In this series of posts, we’ll be featuring mathematical podcasts from all over the internet, by speaking to the creators of the podcast and asking them about what they do.
We spoke to Viktor Blåsjö, a historian of mathematics and assistant professor at the Mathematical Institute of Utrecht University, about his personal project – a maths history podcast.
Podcast title: Opinionated History of Mathematics
Website: intellectualmathematics.com/opinionated-history-of-mathematics/
Links: Apple
Average episode length: 35 minutes
Recommended episode: Start from the beginning! Episode 1
What is your podcast about, and why did you choose to make it?
History of mathematics, with serious academic depth yet lively plot twists and refreshing contrarian interpretations. History of mathematics is my research field, but I love doing big-picture stuff and passionately argued hot takes: the kind of stuff you might sooner debate with a friend over a glass of wine than write up for a boring conference proceedings volume.
Academic publishing can be suffocating. Books like Kuhn’s Structure of Scientific Revolutions or Lakatos’ Proofs and Refutations could never be published today; they are too ambitious, too sweeping, too opinionated, too passionate to fit the ritualised blandness of modern journals. In short, they are too much fun. I believe podcasts are a great medium for bringing that kind of liveliness back to academic discourse.
Who is the intended audience for the podcast?
Curious people, thinking people, mathematicians, poets, dreamers; people who wish their mathematics education had been more humanistic, more reflective, more intellectualised, more packed with fascinating stories and stimulating debates.
What is a typical episode like?
Each episode is a kind of essay or lecture, making a sustained case for a particular thesis. I try to open with a thought-provoking question or conundrum, and then follow up with research-backed analysis.
I release a new 40-minute episode about once a month. The episodes are thematically connected to form sustained seasons. The first season was a comprehensive look at Galileo’s scientific work and what it tells us about the role of mathematics in the Scientific Revolution. We are now into the second season, which will trace the history and philosophy of geometry from Greek antiquity to the 20th century.
Why should people listen to your podcast?
It’s solid content that you won’t find anywhere else. There are not many historians of mathematics in the world, and few of those concern themselves with sharing the fascination of history with a broader audience.
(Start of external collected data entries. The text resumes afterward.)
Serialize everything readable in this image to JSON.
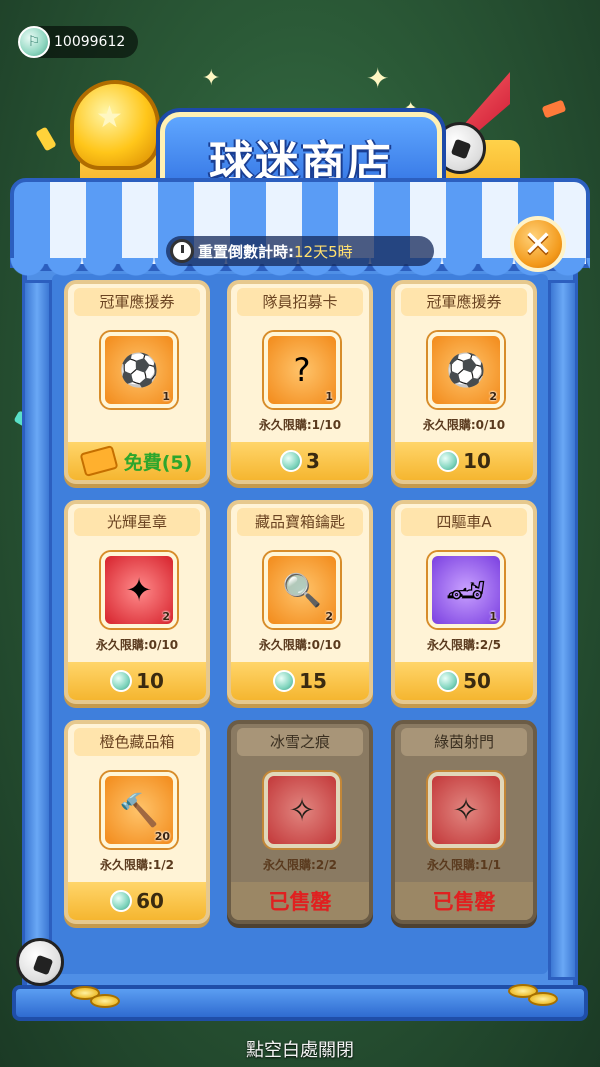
{
  "currency": {
    "amount": "10099612",
    "icon": "gem-coin-icon"
  },
  "title": "球迷商店",
  "timer": {
    "label": "重置倒數計時:",
    "value": "12天5時"
  },
  "close_glyph": "✕",
  "hint": "點空白處關閉",
  "items": [
    {
      "name": "冠軍應援券",
      "icon": "ticket-card-icon",
      "glyph": "⚽",
      "frame": "orange",
      "count": "1",
      "limit": "",
      "price": "免費(5)",
      "price_type": "free"
    },
    {
      "name": "隊員招募卡",
      "icon": "recruit-card-icon",
      "glyph": "?",
      "frame": "orange",
      "count": "1",
      "limit": "永久限購:1/10",
      "price": "3",
      "price_type": "gem"
    },
    {
      "name": "冠軍應援券",
      "icon": "ticket-card-icon",
      "glyph": "⚽",
      "frame": "orange",
      "count": "2",
      "limit": "永久限購:0/10",
      "price": "10",
      "price_type": "gem"
    },
    {
      "name": "光輝星章",
      "icon": "star-badge-icon",
      "glyph": "✦",
      "frame": "red",
      "count": "2",
      "limit": "永久限購:0/10",
      "price": "10",
      "price_type": "gem"
    },
    {
      "name": "藏品寶箱鑰匙",
      "icon": "magnifier-key-icon",
      "glyph": "🔍",
      "frame": "orange",
      "count": "2",
      "limit": "永久限購:0/10",
      "price": "15",
      "price_type": "gem"
    },
    {
      "name": "四驅車A",
      "icon": "race-car-icon",
      "glyph": "🏎",
      "frame": "purple",
      "count": "1",
      "limit": "永久限購:2/5",
      "price": "50",
      "price_type": "gem"
    },
    {
      "name": "橙色藏品箱",
      "icon": "collection-box-icon",
      "glyph": "🔨",
      "frame": "orange",
      "count": "20",
      "limit": "永久限購:1/2",
      "price": "60",
      "price_type": "gem"
    },
    {
      "name": "冰雪之痕",
      "icon": "ice-gun-icon",
      "glyph": "✧",
      "frame": "red",
      "count": "",
      "limit": "永久限購:2/2",
      "price": "已售罄",
      "price_type": "soldout"
    },
    {
      "name": "綠茵射門",
      "icon": "green-gun-icon",
      "glyph": "✧",
      "frame": "red",
      "count": "",
      "limit": "永久限購:1/1",
      "price": "已售罄",
      "price_type": "soldout"
    }
  ]
}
I believe podcasts are here to stay as a medium. People have always wanted to follow the latest output of their favourite writers or thinkers. And having someone read to you while you are doing manual work, for example, has been common practice for hundreds of years. Podcasts are merely the latest stage of evolution in response to these timeless demands.
On the other hand, I think the current association of podcasts with interviews and lighthearted chit-chat will not persist in the long term. There’s a reason why almost no academic conferences, teaching, or books take the form of interviews. Interviews and aimless chatter are just not a very good way of conveying ideas or engaging with substantive content.
What are some highlights of the podcast so far?
The episode on Galileo’s Venus observations is a riveting whodunnit conspiracy theory. The episode on sunspots uses the geometry of rotating spheres to explain why Galileo indadvertedly (and erroneously) contradicted Copernicus. The episode on heliocentrism in antiquity gives a new interpretation of Aristarchus’s strange claim that the sun is 19 times further away than the moon.
A topic that leant itself well to a podcast was Galileo’s demonstration of the law of fall, which is inherently auditory. Since Galileo didn’t have any means of precision timing, he used our natural sense of rhythm to find the law of the velocity of a ball rolling down a slope. I reproduced the experiment in my living room using some wine glasses, so that you can hear the truth of Galileo’s law with your own ears in my episode on this.
My overall thesis in my Galileo episodes was that Galileo was a poor mathematician, and that many historical facts can be seen as stemming from this root cause, such as why Galileo tried to find the area of a cycloid by weighing paper cutouts, denied the physical reality of comets so he wouldn’t have to do math to them, jumped at the opportunity to gain fame through the telescope instead of through mathematical astronomy, never proved that projectile trajectories are parabolic, and got into hot water with the church.
What will your next season be about?
Our new season will be a history of human thought through the eyes of geometry. Geometry has somehow managed to always find itself at the heart of mankind’s worldview.
Throughout history, geometry has been like a shrewd Machiavellian mastermind who always had a seat in the inner circle and a finger in a wide range of philosophical developments that at first sight would seem to lie far outside its purview. Time and time again, geometry showed an astonishing ability to reinvent itself and remain relevant in surprising new ways whenever its previous claims to fame were fading. We will trace these twists and turns by which geometry remained larger than life for several millennia.
Mathematically too we will unravel many mysteries. For example, why did Greek mathematicians think it was a good idea to spend hundreds of years trying to make an angle the third of another, or a cube twice the volume of another, in dozens of different ways? What sin could be so grave that they imposed on themselves such a Sisyphean task? We will make sense of such baffling obsessions of the geometers of the past, as a historian should.